Silveiras, 3 de julho de 2043
Estávamos no agosto de 2015 e a notícia rezava assim:
“Escolas jesuítas da Catalunha apostam na renovação do modelo pedagógico para se adaptar aos novos tempos. Experiências espanholas mostram como pensam os jesuítas do século XXI”. Na mesma Ibéria católica, que havia engendrado o modelo de ensino, durante séculos, praticado pela Companhia de Jesus, o modelo era questionado.
Mostrastes surpresa, por terdes verificado que, com algumas “nuances”, a jesuítica Ratio Studiorum de 1552 pontificava em pleno século XXI. Maior surpresa tereis com a notícia, que aqui vos deixo, uma notícia que, nos idos de vinte, não havia chegado ao conhecimento da maioria dos educadores. Era lamentável que a formação de professores não os dotasse com conhecimentos mínimos de História da Educação.
Mais grave ainda era o fato de, não possuindo esse e outras áreas de conhecimento das ciências da educação, os professores não saberem explicar por que faziam aquilo que faziam. Um médico sabia por que usava um estetoscópio. O pedreiro sabia por que usava o fio de prumo…
E o que dizer do conhecimento da lei? Foram muitas as vezes que escutei professores dizendo:
“A lei não permite.”
Perguntava pela lei. Não sabiam o que responder. A lei e as ciências da educação tudo permitiam… exceto aquilo que a maioria das escolas fazia.
Sempre que os funcionários do ministério pretendiam impor o meu regresso à sala de aula, perguntava-lhes por que deveria fazê-lo. E lhes dizia que, enquanto profissional do mesmo ofício não aceitaria respostas “achistas”, ou sem fundamento legal e científico.
Eu até não tinha lido muito, mas lido o suficiente para deixar os “superiores hierárquicos” sem saber o que responde os seus “inferiores”.
Um inspetor, desistindo de me apoquentar, exigiu que eu fundamentasse a minha prática. Já não me recordo dos nomes que lhe apresentei. Hoje, lhe daria um longo rol:
Lauro de Oliveira Lima, Piaget e Vygotsky, da Psicologia da Educação; Agostinho da Silva e Edgar Morin, da Filosofia da Educação; Pedro Demo e Florestan Fernandes, da Sociologia da Educação; Lawrence Stenhouse e Celso Vasconcelos, do Desenvolvimento Curricular; Paulo Freire e Humberto Maturana, da Epistemologia; Simon Papert e Castells, das Tecnologias de Informação e Comunicação; Darcy Ribeiro, da Política Educacional; António Damásio, das Neurociências; Nise da Silveira, da Psiquiatria; Carl Rogers, da Psicanálise; António Nóvoa, da História da Educação; Anísio Teixeira, Freinet, Montessori, Steiner, Dewey, Kilpatrick, Nilde, Decroly e outros educadores escolanovistas.
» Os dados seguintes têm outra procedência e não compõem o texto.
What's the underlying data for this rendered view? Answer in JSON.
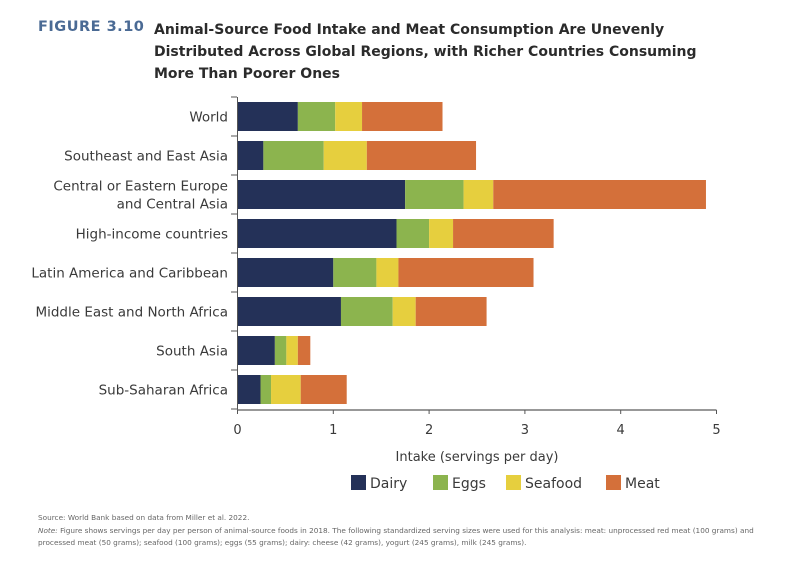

O inspetor quis saber o que diziam esses autores. Com todo o respeito devido a um “superior hierárquico”, respondi-lhe que os lesse. Era só o que faltava! Ensinar o padre nosso ao vigário? Certo é que os inspetores eram cientificamente ignorantes. E os professores não aproveitavam essa fragilidade.
Regressemos à boa notícia provinda da Catalunha:
“Repensar a escola requer uma postura flexível, autocrítica e aberta às possibilidades de entender a educação a partir de diferentes pontos de vista.
Imbuídos desse espírito, diretores da Fundação Jesuítas Educação lideraram um processo de reformulação do modelo pedagógico, até então adotado.
O que motivou a iniciativa foi o reconhecimento da defasagem do sistema, incompatível com as novas maneiras de ter acesso ao conhecimento e de transmiti-lo, com as novas necessidades profissionais e com a complexidade da realidade atual.
Adaptar as escolas não seria suficiente; era preciso transformá-las.”